When Therese discovered that she was simply not able to obey Jesus’ command to love others, she turned to Jesus for help, and as she puts it, “ And Jesus has deigned to point out to me that the only way which leads to Love’s divine furnace is the way of self-surrender. And then she gives us a beautiful image to capture what she means by “self-surrender”.  She says, “ It is like the confidence of the little child who sleeps without fear in its’ father’s arms”. Because the child has complete confidence in its father, the child is completely, without fear and rests in peace in its father’s arms. We are to have this same complete confidence in God the Father, Jesus, and, or the Holy Spirit. This is self surrender in complete trust, faith, belief and confidence that God will provide all that we need, as Jesus promised in MT 6:19. It is interesting that Therese is pointing out the very important interrelationship between fear and confidence in God. Complete trust in God drives out all fear, but less than complete faith gives rise to fear. As we have seen before, fear occurs in the bloom of the weed, while confidence and trust are required to actually believe the truth, the roots of the flower. To drive out all fear, one must totally believe that Jesus is the way, the truth and the life; and further believe that all His words are true (for example, that God will provide all that we need.) Such total faith in God heals all painful emotions, and roots us solidly in the heavenly world of the flower.

This call to self-surrender to God, echoes Brother Lawrence’s call to complete abandonment to God in all things, issued two hundred years before Therese. As Brother Lawrence noted, complete self-surrender to God includes complete acceptance of everything that comes into our lives, as we trust God to get us through all of life’s ups and downs. And not just get through but get us through without fear, and with a feeling of peace, and even a certain measure of enjoyment, because whatever we do with God is by its very nature enjoyable.

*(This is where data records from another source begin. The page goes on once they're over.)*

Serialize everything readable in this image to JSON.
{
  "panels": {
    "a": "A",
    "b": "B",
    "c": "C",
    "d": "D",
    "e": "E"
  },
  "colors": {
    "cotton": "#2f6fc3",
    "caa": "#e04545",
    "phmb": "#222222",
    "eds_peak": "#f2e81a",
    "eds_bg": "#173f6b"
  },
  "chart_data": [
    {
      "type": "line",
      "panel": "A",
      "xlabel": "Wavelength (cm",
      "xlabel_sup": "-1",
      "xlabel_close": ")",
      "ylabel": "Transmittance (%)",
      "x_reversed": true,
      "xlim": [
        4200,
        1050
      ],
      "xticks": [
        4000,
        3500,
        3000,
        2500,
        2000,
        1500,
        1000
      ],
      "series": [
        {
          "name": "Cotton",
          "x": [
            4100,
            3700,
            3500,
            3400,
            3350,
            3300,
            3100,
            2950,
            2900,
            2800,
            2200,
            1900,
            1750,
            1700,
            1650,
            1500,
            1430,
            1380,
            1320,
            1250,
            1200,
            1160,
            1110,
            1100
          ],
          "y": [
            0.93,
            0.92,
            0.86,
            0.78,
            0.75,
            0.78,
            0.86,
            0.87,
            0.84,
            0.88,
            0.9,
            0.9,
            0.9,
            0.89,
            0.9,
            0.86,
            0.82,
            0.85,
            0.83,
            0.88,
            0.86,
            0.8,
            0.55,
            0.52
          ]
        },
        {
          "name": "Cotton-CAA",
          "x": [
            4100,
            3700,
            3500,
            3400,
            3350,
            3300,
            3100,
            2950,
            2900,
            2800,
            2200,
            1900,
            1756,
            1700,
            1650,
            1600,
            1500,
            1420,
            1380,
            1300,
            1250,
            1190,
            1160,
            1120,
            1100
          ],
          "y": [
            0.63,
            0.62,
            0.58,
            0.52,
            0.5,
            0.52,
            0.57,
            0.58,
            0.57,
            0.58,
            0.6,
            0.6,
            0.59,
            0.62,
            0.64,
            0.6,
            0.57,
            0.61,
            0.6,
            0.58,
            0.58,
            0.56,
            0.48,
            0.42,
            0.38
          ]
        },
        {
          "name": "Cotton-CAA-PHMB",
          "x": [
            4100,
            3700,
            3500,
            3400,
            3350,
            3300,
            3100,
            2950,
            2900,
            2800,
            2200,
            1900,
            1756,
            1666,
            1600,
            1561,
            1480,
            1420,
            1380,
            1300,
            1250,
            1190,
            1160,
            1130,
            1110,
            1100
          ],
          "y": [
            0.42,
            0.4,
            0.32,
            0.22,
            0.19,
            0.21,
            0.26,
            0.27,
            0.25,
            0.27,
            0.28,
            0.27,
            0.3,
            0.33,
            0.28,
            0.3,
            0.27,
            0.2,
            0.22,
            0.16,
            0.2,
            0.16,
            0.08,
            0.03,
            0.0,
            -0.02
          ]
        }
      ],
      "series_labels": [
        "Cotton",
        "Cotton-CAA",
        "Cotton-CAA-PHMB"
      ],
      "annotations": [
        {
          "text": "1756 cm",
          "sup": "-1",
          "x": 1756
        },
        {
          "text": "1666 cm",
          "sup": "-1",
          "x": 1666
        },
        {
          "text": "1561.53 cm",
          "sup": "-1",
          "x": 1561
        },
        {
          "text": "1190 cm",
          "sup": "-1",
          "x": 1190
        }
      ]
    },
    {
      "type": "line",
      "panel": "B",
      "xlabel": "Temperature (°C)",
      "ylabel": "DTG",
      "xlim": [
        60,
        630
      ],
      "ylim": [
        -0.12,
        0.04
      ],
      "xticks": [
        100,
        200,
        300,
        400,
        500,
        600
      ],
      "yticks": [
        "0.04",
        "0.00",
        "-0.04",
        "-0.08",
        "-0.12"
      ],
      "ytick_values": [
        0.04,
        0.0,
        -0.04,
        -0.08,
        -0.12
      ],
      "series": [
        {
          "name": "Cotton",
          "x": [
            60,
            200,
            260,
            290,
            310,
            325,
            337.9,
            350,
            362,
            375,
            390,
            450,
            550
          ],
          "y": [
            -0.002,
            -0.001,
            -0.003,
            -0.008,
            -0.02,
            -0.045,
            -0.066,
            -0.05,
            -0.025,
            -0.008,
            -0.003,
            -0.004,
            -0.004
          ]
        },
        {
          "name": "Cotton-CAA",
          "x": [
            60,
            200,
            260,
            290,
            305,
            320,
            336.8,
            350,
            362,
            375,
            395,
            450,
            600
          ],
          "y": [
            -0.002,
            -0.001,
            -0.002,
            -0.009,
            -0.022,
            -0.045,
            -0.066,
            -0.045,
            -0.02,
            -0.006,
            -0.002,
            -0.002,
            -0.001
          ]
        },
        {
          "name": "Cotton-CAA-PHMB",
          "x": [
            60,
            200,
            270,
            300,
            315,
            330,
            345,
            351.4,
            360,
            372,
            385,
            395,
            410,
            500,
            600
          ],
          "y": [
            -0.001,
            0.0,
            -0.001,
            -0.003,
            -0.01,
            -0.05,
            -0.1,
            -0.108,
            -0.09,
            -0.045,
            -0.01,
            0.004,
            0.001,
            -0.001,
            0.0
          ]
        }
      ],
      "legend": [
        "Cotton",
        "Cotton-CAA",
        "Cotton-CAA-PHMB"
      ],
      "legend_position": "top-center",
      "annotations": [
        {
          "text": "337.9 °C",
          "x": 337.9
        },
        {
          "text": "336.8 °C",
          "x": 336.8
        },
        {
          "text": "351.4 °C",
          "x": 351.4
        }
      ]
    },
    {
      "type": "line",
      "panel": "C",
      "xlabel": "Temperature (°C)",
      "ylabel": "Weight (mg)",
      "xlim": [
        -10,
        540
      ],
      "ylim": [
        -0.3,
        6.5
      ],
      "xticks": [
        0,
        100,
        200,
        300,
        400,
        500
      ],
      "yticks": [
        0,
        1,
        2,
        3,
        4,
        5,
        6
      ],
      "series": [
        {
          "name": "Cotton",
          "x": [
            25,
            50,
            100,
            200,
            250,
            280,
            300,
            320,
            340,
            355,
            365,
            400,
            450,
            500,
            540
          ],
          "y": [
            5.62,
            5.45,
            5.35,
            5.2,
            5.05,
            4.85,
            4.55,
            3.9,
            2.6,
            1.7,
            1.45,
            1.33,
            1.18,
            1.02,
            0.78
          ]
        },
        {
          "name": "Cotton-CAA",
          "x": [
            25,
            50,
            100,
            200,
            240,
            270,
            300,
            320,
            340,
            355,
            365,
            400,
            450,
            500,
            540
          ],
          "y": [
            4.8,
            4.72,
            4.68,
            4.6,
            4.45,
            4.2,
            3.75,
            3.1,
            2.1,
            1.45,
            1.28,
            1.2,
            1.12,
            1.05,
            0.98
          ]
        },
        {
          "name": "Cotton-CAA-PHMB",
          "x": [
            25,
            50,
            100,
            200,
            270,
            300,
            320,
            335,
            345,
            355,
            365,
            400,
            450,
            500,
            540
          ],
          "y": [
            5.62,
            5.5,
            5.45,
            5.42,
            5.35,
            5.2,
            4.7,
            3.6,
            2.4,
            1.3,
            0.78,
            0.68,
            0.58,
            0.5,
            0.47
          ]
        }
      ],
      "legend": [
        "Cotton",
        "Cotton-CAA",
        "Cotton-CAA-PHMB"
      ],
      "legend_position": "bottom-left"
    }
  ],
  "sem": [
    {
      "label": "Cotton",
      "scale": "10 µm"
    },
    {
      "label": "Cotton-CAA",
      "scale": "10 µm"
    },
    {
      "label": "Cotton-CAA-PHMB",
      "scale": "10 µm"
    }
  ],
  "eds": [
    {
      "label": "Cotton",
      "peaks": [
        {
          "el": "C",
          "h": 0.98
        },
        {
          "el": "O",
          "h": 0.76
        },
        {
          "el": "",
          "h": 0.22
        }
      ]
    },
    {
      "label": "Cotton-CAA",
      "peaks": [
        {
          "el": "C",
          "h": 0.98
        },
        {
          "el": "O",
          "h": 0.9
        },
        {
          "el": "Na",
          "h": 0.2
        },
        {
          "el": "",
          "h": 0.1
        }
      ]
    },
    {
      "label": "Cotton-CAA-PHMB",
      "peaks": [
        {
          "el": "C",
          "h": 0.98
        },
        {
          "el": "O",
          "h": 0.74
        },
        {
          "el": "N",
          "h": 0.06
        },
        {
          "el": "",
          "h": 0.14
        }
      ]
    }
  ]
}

Furthermore, complete self-surrender requires surrendering every part of ourselves, as we have seen in the transformation from the weed to the flower. We must surrender our faulty thinking, and replace it with the trueful thinking of Christ, (the roots of the weed and flower). We must surrender our excessive and disordered desires, which is acceptance, and take on the holy desires of Christ (the stems of the weed and flower). Once we have surrendered our disordered thinking and willfulness, our painful emotions are surrendered automatically, because they can not live without the presence of excessive or disordered desire, just as the bloom of the weed can not exist without the presence of the stem (and the roots). And when our afflictive emotions are surrendered, we receive the peace of Christ, a peace which the world can not give; and we receive the joy of Christ, so our joy may be complete; and we receive the love of Christ, a peace which the world can not give; and we receive the joy of Christ, so our joy may be complete; and we receive the love of Christ which surpasses all understanding. And finally, now automatically and effortlessly, our abusive action is surrendered in favor of Christ’s loving action in every situation (the fragrance of the weed and the flower). For the weed is now completely uprooted and destroyed, and its fragrance with it. And the only thing that can come from heavenly world of the flower is the intoxicating fragrance of loving action.